# Bastelhilfe aus Roschbach



## Liwi (12. April 2008)

Nochmals vielen Dank Herr Lichtner für die Bastelhilfe ( Ahead Kralle )am heutigen Samstag!

Gruß und Kette rechts

Liwi


----------



## RK @ BERGWERK (12. April 2008)

Ja, Ja der Stefan ist schon ein guter............


----------



## MTB-News.de




----------



## BeRadfAZ (15. April 2008)

Salve
Will nicht extra ein neues Thema eröffnen, habe auch nur zwei Fragen:
Wird das Faunus TT 28 nicht mehr gebaut ? Werden auch Kleinteile wie z.B. die Lenkerhörnchen nicht mehr hergestellt ? Auf der Website ist nichts mehr zu finden.
Nun denn, Gruß Frank


----------



## RK @ BERGWERK (16. April 2008)

Hallo und guten Morgen,

das Faunus TT28 haben wir aus unserer Produktion gestrichen. Ebenso die Lenkerhörnchen. 
Solltest Du Interesse an einem TT oder an den Hörnchen haben, es gibt noch Restbestände.....


----------



## BeRadfAZ (16. April 2008)

Schade um das Faunus. Es ist ein sehr schöner und qualitativ hochwertiger Rahmen. Na, da wird  die Auswahl an brauchbaren 28 " Fullys immer überschaubarer.
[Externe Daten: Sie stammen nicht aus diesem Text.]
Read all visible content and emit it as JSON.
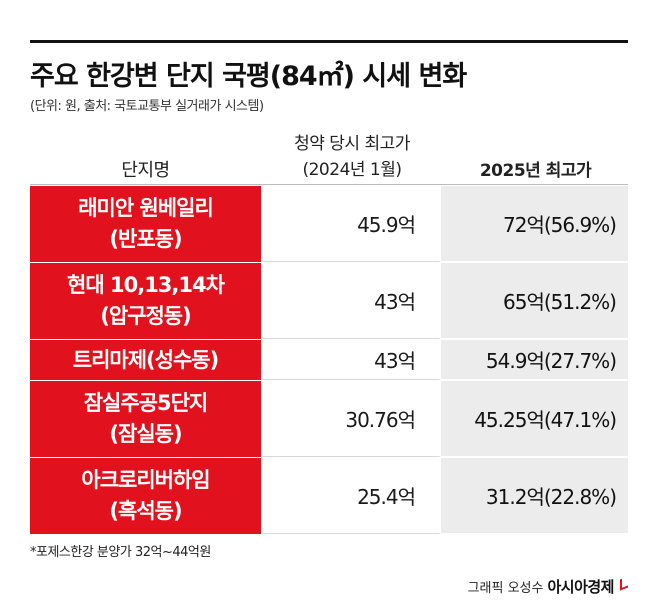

Fahre seit ca. 2,5 Jahren ein TT 28 und brauche daher keinen neuen Rahmen, der alte hält, trotz meiner Neigung zu Stürzen. Aber die Lenkerhörnchen sind, der Stürze wegen, bei mir Verschleißteile, da kann Vorratshaltung nicht schaden. Einfach an Bergwerk mailen, so wie früher an Herrn Zebisch ?
Gruß Frank


----------



## RK @ BERGWERK (16. April 2008)

BeRadfAZ schrieb:


> ........ Aber die Lenkerhörnchen sind, der Stürze wegen, bei mir Verschleißteile, da kann Vorratshaltung nicht schaden. Einfach an Bergwerk mailen, so wie früher an Herrn Zebisch ?
> Gruß Frank



ja


----------